Anwica Kashfeen
University of North Carolina at Chapel Hill, NC, USA
Frontier: Finding the Boundaries of Novel Transposable Element Insertions in Genomes
We developed a novel template-free approach for finding Transposable Element insertions in a given genome. We used TEs repetitive nature to identify all the repeats (i.e. potential TEs) from short reads. Then from these repeats, we distinguished only the TEi boundaries which contains partial TE and nonTE segment using a deep learning classifier. We also classified all the TE types present in each TEi boundary using another classifier. Using our method, we were able to find a large fraction of TEis that are not annotated in the reference genome.

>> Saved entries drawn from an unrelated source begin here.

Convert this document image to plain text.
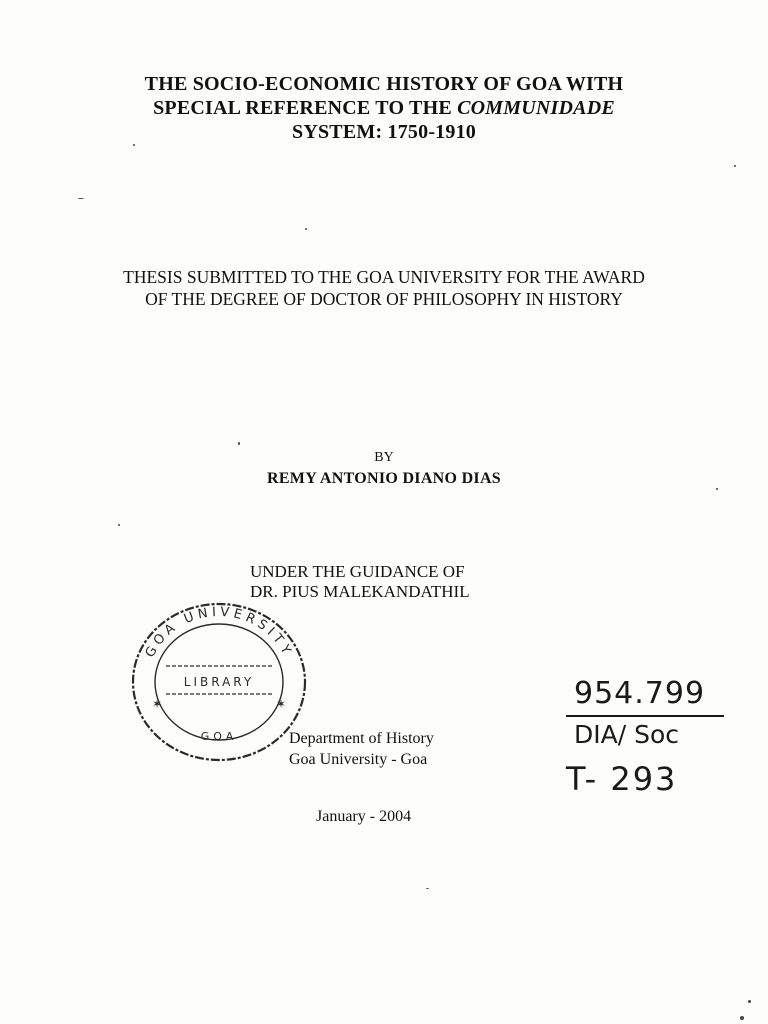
THE SOCIO-ECONOMIC HISTORY OF GOA WITH
SPECIAL REFERENCE TO THE COMMUNIDADE
SYSTEM: 1750-1910
THESIS SUBMITTED TO THE GOA UNIVERSITY FOR THE AWARD
OF THE DEGREE OF DOCTOR OF PHILOSOPHY IN HISTORY
BY
REMY ANTONIO DIANO DIAS
UNDER THE GUIDANCE OF
DR. PIUS MALEKANDATHIL
LIBRARY
GOA UNIVERSITY
GOA
✶	✶
Department of History
Goa University - Goa
January - 2004
954.799
DIA/ Soc
T- 293
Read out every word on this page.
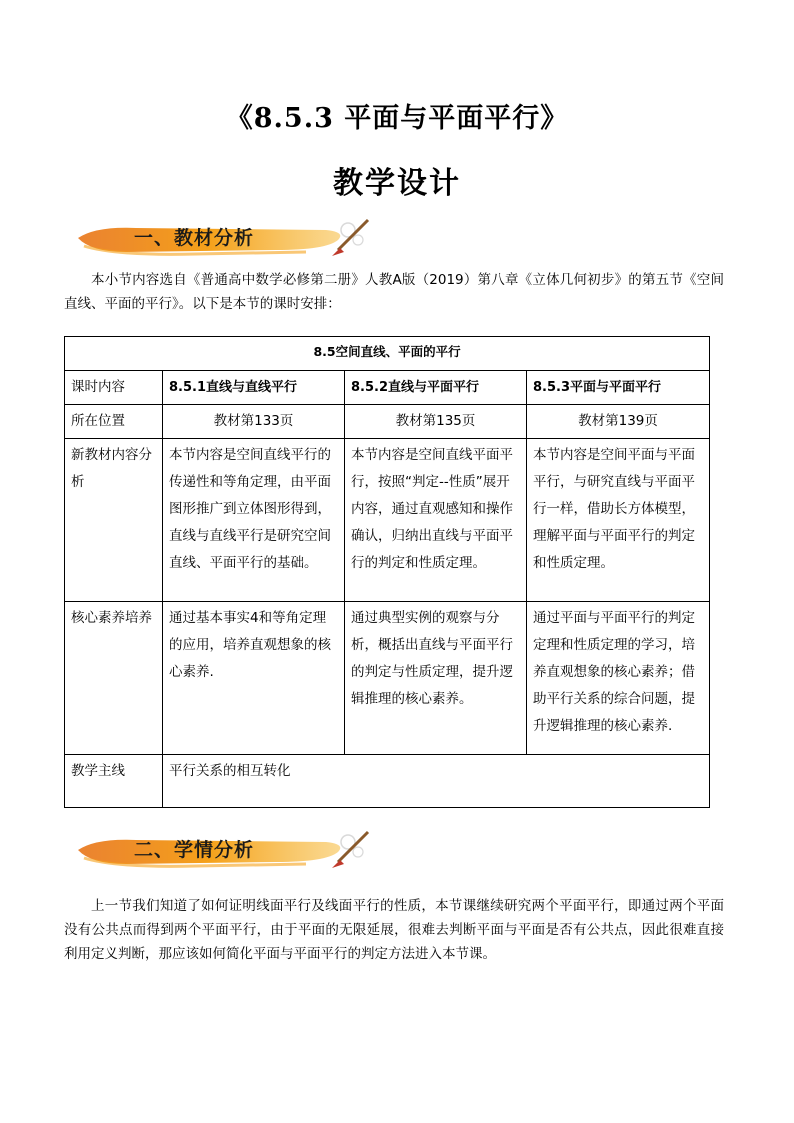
《8.5.3 平面与平面平行》
教学设计
一、教材分析
本小节内容选自《普通高中数学必修第二册》人教A版（2019）第八章《立体几何初步》的第五节《空间直线、平面的平行》。以下是本节的课时安排：
8.5空间直线、平面的平行			
课时内容	8.5.1直线与直线平行	8.5.2直线与平面平行	8.5.3平面与平面平行
所在位置	教材第133页	教材第135页	教材第139页
新教材内容分析	本节内容是空间直线平行的传递性和等角定理，由平面图形推广到立体图形得到，直线与直线平行是研究空间直线、平面平行的基础。	本节内容是空间直线平面平行，按照“判定--性质”展开内容，通过直观感知和操作确认，归纳出直线与平面平行的判定和性质定理。	本节内容是空间平面与平面平行，与研究直线与平面平行一样，借助长方体模型，理解平面与平面平行的判定和性质定理。
核心素养培养	通过基本事实4和等角定理的应用，培养直观想象的核心素养.	通过典型实例的观察与分析，概括出直线与平面平行的判定与性质定理，提升逻辑推理的核心素养。	通过平面与平面平行的判定定理和性质定理的学习，培养直观想象的核心素养；借助平行关系的综合问题，提升逻辑推理的核心素养.
教学主线	平行关系的相互转化		
二、学情分析
上一节我们知道了如何证明线面平行及线面平行的性质，本节课继续研究两个平面平行，即通过两个平面没有公共点而得到两个平面平行，由于平面的无限延展，很难去判断平面与平面是否有公共点，因此很难直接利用定义判断，那应该如何简化平面与平面平行的判定方法进入本节课。
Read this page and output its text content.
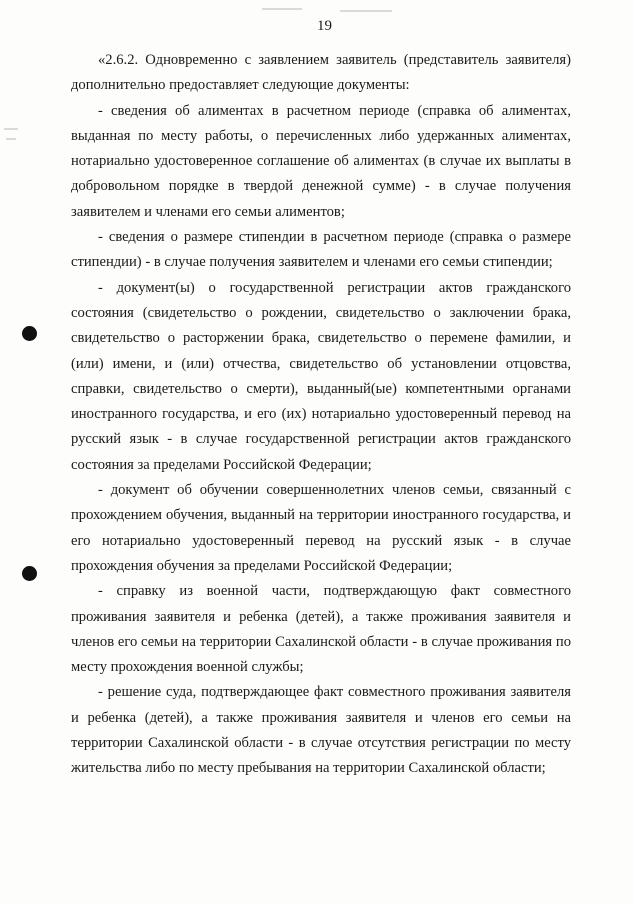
19

«2.6.2. Одновременно с заявлением заявитель (представитель заявителя) дополнительно предоставляет следующие документы:

- сведения об алиментах в расчетном периоде (справка об алиментах, выданная по месту работы, о перечисленных либо удержанных алиментах, нотариально удостоверенное соглашение об алиментах (в случае их выплаты в добровольном порядке в твердой денежной сумме) - в случае получения заявителем и членами его семьи алиментов;

- сведения о размере стипендии в расчетном периоде (справка о размере стипендии) - в случае получения заявителем и членами его семьи стипендии;

- документ(ы) о государственной регистрации актов гражданского состояния (свидетельство о рождении, свидетельство о заключении брака, свидетельство о расторжении брака, свидетельство о перемене фамилии, и (или) имени, и (или) отчества, свидетельство об установлении отцовства, справки, свидетельство о смерти), выданный(ые) компетентными органами иностранного государства, и его (их) нотариально удостоверенный перевод на русский язык - в случае государственной регистрации актов гражданского состояния за пределами Российской Федерации;

- документ об обучении совершеннолетних членов семьи, связанный с прохождением обучения, выданный на территории иностранного государства, и его нотариально удостоверенный перевод на русский язык - в случае прохождения обучения за пределами Российской Федерации;

- справку из военной части, подтверждающую факт совместного проживания заявителя и ребенка (детей), а также проживания заявителя и членов его семьи на территории Сахалинской области - в случае проживания по месту прохождения военной службы;

- решение суда, подтверждающее факт совместного проживания заявителя и ребенка (детей), а также проживания заявителя и членов его семьи на территории Сахалинской области - в случае отсутствия регистрации по месту жительства либо по месту пребывания на территории Сахалинской области;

ELITE: Efficiently Locating Insertions of Transposable Element
We developed a tool called ELITE to identify and characterize TE insertions in a given genome. We use an msBWT-based data structure to store and index all the reads from a high-throughput sequencing dataset and leverage a sampled FM-index to efficiently search for TEs and their nearby genomic contexts. ELITE also finds unannotated TEs that are distantly related to the target TE. Given a population of closely related individuals, ELITE also detects TEi that are polymorphic within subpopulations and those due to recent activity.
MiniMUGA: Mini Mouse Universal Genotype Array
We designed 10k SNP markers for assessing genomic variation in commarcially available inbred mouse strain. MiniMUGA contains 4,902 maximally informative SNPs distributed across the autosomes and X chromosome, 89 SNPs on the mitochondria, and 77 SNPs on chromosome Y. Even though MiniMUGA has a lot less markers than other genotyping arrays, it's still able to discriminate between various strains and their substrains effectively. This is a very low cost array and commercially available thourgh Neogen
Mitochondrial genome assembly of 76 mice in Collaborative Cross
We developed a new approach for the genomic assembly using msBWT of short reads data obtained from current sequencing technology like Illumina. At first, we divide the sequence of reference genome into several non-overlapping 45-mer. For each 45-mer we query the msBWT to find the count of supporting reads. These counts are used to anchor local genomic assemblies, which attempt to resolve the subsequence of “near-zero” queries. Using this technique, we assembled 76 mitochondrial mouse genomes in CC. Our assembly is verified through the known lineage of CC as mitochondria is directly inherited from the mother.